In the wake of 9/11, most airports had to rush to become security compliant. As such, security mechanisms made for crowded passenger areas and increased waiting times at check-in and checkpoints. But David Scheuermann, AIA principal of the Sheward Partnership, the Philadelphia architecture firm that designed the terminal, says Harrisburg now has a more streamlined appearance.
"The challenge for us was integrating post-9/11 security with pre-9/11 passenger travel convenience," he says. Burns Group Engineering and Construction of Philadelphia was also involved in the project. "You see no security equipment, no large machines, no additional baggage conveyors. There are no excessive queue lines."

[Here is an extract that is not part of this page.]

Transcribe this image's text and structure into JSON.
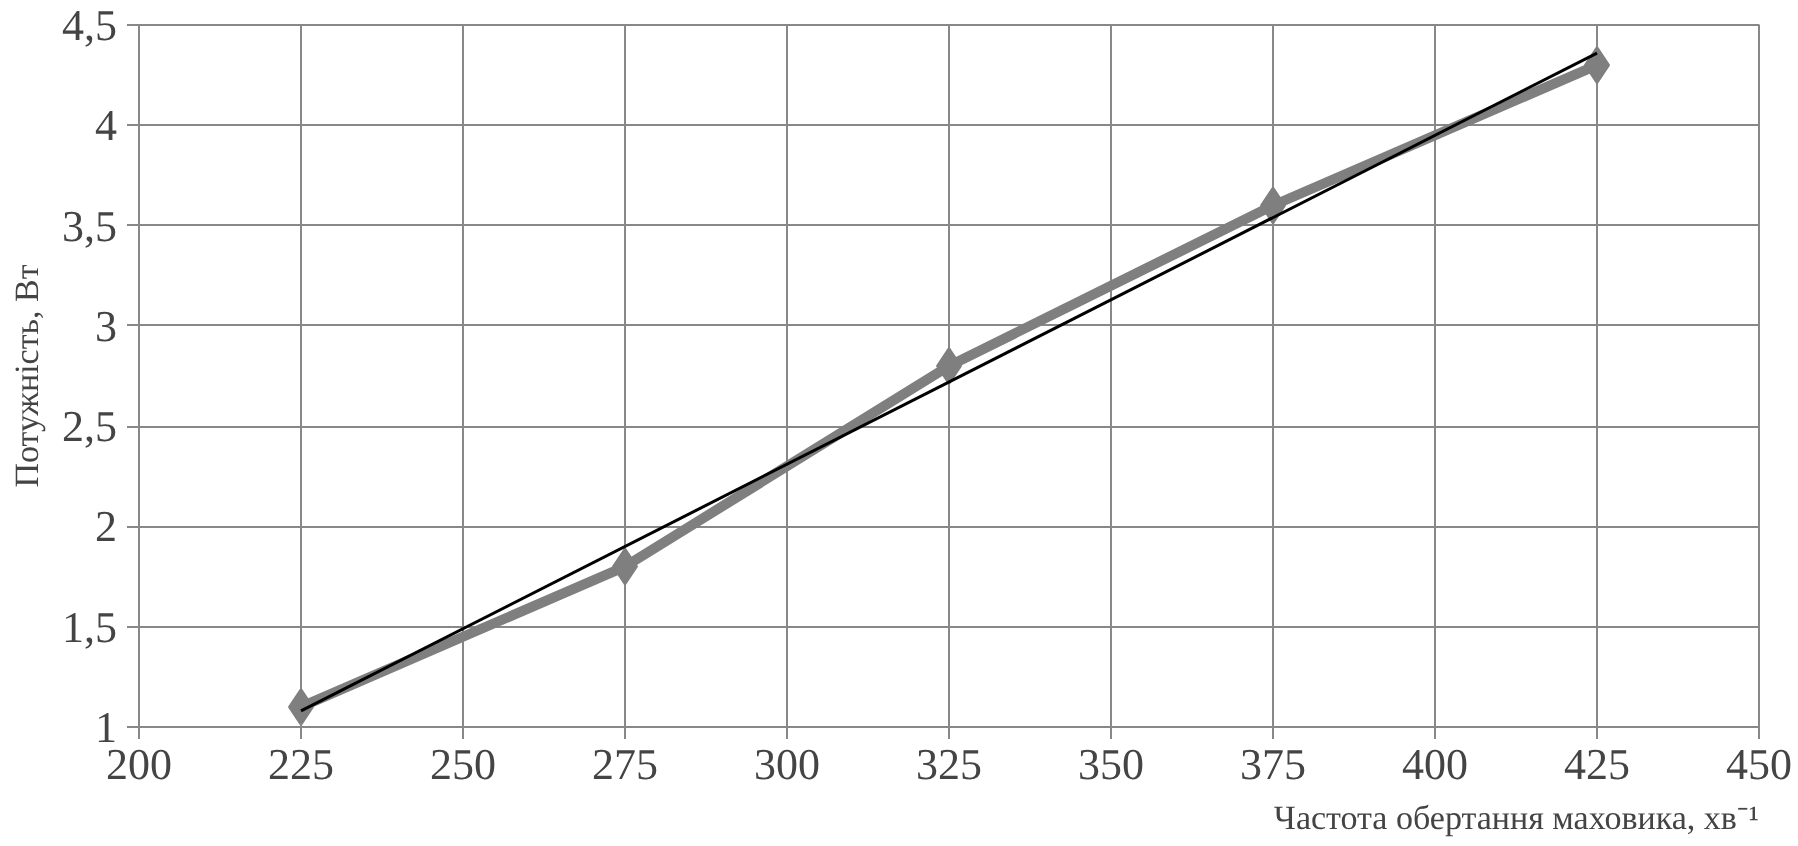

Harrisburg International Airport, which is serviced by eight major airlines including Delta, US Airways and United Airlines, has more than 120 flights daily to and from 14 domestic locations and Toronto. Well over 1 million passengers use the airport annually. Securing feeder airports like Harrisburgwhich have flights that connect to larger facilitiesis particularly important considering a pair of 9/11 hijackers passed security in Portland, Maine, before boarding their doomed plane in Boston.
The new terminal is equipped with 12 multiuse jet gates, electronic ticket check-in machines for passengers without checked baggage, twice as many baggage carousels, and a multimillion-dollar, three-quarter-mile-long, in-line baggage screening system. The old terminal had only two lanes for check-in, whereas the new one has six.
Security checkpoints were designed to allow enough room for the appropriate machinery and volume of passengers.
That makes Harrisburg distinct, as some airports just do not have the room to do this, Scheuermann says, and the result looks thrown together. Even the new terminal at Philadelphia International Airport had already been designed prior to 9/11, and designers had to augment their plans in a hurry. Since some foundations had already been poured, it was difficult to do so without sacrificing some passenger comforts, he added.